Mouvements non ajustés et différences saisonnières
En données non ajustées, les demandes initiales ont atteint 186 909 pour la même semaine, soit une augmentation de 14 437 (+8,4 %) par rapport à la semaine précédente. Les facteurs saisonniers avaient anticipé une hausse moindre, de 6 410 (+3,7 %). À titre de comparaison, la semaine comparable un an plus tôt affichait 199 390 demandes initiales non ajustées.
| Indicateur | Valeur |
|---|---|
| Demandes initiales (semaine 8 août) | 209 000 |
| Moyenne mobile 4 semaines (initiales) | 199 000 |
| Demandes continues (semaine 1er août) | 1 777 000 |
| Taux de chômage assuré | 1,2 % |
| Moyenne mobile 4 semaines (continues) | 1 785 500 |
États les plus affectés et points à suivre
Sur la semaine se terminant le 1er août, les plus fortes augmentations de demandes initiales ont été observées dans le New Jersey, la Pennsylvanie, le Connecticut, la Caroline du Sud et l'Iowa. À l'inverse, les plus fortes baisses sont venues de la Californie, de l'Illinois, de la Caroline du Nord, de l'Ohio et de la Géorgie. Ces mouvements montrent que les dynamiques d'embauche et de licenciements restent très différenciées selon les économies locales et les secteurs.
Les taux d'assurance chômage les plus élevés pour la période se terminant le 25 juillet étaient au New Jersey et à Porto Rico (tous deux à 2,6 %), suivis du Rhode Island (2,3 %), du Massachusetts et du Minnesota (2,1 %) et de l'Oregon (2,0 %).
Ce que cela change pour les salariés, les demandeurs d'emploi et les employeurs
- Pour les salariés : la hausse des demandes initiales signale des ruptures d'emploi potentielles dans certaines régions, mais le niveau global reste bas par rapport aux normes historiques, indiquant un marché du travail tendu.

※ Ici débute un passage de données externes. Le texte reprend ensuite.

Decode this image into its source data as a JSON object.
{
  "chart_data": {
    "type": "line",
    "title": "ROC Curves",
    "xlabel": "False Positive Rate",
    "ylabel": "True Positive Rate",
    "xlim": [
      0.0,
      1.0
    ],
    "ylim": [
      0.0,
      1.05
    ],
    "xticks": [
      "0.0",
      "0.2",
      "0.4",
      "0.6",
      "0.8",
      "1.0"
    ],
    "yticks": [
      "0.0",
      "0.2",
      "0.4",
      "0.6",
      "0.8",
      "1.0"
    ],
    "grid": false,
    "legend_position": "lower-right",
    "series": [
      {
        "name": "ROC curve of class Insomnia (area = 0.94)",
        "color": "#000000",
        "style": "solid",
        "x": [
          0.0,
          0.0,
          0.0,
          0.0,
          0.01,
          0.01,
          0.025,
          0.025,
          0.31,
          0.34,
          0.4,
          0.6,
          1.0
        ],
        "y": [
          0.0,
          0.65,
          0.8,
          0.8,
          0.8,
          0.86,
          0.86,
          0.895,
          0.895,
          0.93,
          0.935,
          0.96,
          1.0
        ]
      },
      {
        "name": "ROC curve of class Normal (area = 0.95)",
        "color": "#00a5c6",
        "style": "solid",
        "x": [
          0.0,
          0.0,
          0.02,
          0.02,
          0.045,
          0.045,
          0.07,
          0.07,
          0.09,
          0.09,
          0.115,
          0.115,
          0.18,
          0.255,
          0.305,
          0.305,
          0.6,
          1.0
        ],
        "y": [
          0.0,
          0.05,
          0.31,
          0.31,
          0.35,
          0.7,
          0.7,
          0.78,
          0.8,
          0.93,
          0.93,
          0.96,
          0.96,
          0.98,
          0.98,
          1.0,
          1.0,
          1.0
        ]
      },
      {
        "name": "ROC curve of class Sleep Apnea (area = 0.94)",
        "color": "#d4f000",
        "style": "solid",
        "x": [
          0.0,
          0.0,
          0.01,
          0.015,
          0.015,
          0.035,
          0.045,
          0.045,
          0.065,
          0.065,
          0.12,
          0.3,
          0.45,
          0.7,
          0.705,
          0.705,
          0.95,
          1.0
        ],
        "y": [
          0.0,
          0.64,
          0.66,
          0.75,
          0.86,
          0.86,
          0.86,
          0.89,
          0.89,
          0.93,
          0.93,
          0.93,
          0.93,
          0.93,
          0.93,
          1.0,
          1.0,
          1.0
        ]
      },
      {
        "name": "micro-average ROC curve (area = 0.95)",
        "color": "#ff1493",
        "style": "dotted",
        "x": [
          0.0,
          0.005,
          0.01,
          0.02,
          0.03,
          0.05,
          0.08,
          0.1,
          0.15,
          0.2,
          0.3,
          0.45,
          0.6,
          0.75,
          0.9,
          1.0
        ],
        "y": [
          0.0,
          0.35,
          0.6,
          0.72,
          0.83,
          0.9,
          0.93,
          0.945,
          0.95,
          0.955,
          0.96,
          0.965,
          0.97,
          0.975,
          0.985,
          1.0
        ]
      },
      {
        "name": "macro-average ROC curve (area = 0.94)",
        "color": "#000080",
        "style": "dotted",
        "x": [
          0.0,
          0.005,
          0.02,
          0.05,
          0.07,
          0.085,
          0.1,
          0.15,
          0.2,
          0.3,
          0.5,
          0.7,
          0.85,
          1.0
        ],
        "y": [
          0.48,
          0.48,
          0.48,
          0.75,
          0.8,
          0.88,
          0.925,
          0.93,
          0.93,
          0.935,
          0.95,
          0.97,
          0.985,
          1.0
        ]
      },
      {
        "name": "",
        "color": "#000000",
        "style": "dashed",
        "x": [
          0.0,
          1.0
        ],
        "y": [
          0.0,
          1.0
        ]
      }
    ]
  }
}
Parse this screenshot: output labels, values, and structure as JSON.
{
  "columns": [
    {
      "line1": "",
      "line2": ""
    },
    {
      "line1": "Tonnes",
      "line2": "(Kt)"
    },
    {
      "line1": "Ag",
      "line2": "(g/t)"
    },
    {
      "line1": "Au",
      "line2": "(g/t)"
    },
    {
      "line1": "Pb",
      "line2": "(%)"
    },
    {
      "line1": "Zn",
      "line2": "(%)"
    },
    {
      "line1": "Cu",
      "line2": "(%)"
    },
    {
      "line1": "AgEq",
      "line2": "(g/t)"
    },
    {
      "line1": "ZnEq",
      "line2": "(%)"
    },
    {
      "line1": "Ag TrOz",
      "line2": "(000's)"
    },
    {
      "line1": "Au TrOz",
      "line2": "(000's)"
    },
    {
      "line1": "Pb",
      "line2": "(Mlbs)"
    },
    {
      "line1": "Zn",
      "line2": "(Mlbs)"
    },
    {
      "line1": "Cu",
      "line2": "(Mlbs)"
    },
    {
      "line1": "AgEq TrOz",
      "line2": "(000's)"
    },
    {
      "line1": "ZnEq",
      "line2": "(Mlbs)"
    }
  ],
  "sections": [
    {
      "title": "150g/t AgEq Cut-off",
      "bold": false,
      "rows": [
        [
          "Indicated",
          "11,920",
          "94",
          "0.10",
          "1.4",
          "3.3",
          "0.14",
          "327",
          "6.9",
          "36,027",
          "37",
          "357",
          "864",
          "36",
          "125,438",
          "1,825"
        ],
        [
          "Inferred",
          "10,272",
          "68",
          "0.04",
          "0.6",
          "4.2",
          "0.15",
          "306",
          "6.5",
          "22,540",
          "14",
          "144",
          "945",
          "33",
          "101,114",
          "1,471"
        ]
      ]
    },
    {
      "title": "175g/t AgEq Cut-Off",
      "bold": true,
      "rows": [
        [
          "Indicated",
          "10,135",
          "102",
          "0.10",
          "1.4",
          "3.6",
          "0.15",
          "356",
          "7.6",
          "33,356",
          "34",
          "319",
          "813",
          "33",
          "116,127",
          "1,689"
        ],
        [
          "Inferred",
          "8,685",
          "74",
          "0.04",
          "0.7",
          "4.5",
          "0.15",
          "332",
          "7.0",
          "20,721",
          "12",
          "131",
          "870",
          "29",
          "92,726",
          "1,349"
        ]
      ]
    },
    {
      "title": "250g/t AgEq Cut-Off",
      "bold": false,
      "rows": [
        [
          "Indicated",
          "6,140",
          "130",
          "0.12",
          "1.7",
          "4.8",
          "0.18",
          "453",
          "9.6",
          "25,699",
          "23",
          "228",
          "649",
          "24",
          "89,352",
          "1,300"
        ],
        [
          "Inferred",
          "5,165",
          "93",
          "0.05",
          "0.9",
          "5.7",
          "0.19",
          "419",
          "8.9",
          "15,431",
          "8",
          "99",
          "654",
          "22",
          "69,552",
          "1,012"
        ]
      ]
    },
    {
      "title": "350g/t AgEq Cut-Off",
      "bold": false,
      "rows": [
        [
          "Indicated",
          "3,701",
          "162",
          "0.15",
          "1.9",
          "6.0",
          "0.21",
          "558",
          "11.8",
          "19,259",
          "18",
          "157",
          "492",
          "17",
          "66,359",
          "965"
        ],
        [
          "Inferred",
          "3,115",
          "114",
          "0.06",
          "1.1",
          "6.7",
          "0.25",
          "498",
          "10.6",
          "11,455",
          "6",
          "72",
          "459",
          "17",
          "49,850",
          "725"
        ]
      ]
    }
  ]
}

- Pour les demandeurs d'emploi : les variations régionales soulignent l'importance d'une mobilité géographique ou sectorielle ; certains États continuent de recruter, d'autres voient des ralentissements.
- Pour les employeurs et la politique économique : des chiffres stables autour de la barre des 200 000 demandes initiales ne devraient pas, à eux seuls, provoquer un changement de cap immédiat dans les orientations de politique monétaire, mais ils alimentent le suivi fin des données pour détecter un éventuel assouplissement du marché du travail.
Au total, ces données montrent un marché du travail qui demeure résilient au niveau national mais sujet à des fluctuations locales. Les économistes et les décideurs continueront d'observer la série hebdomadaire pour savoir si les signaux récents préfigurent une tendance plus nette à l'affaiblissement ou s'il s'agit d'oscillations passagères.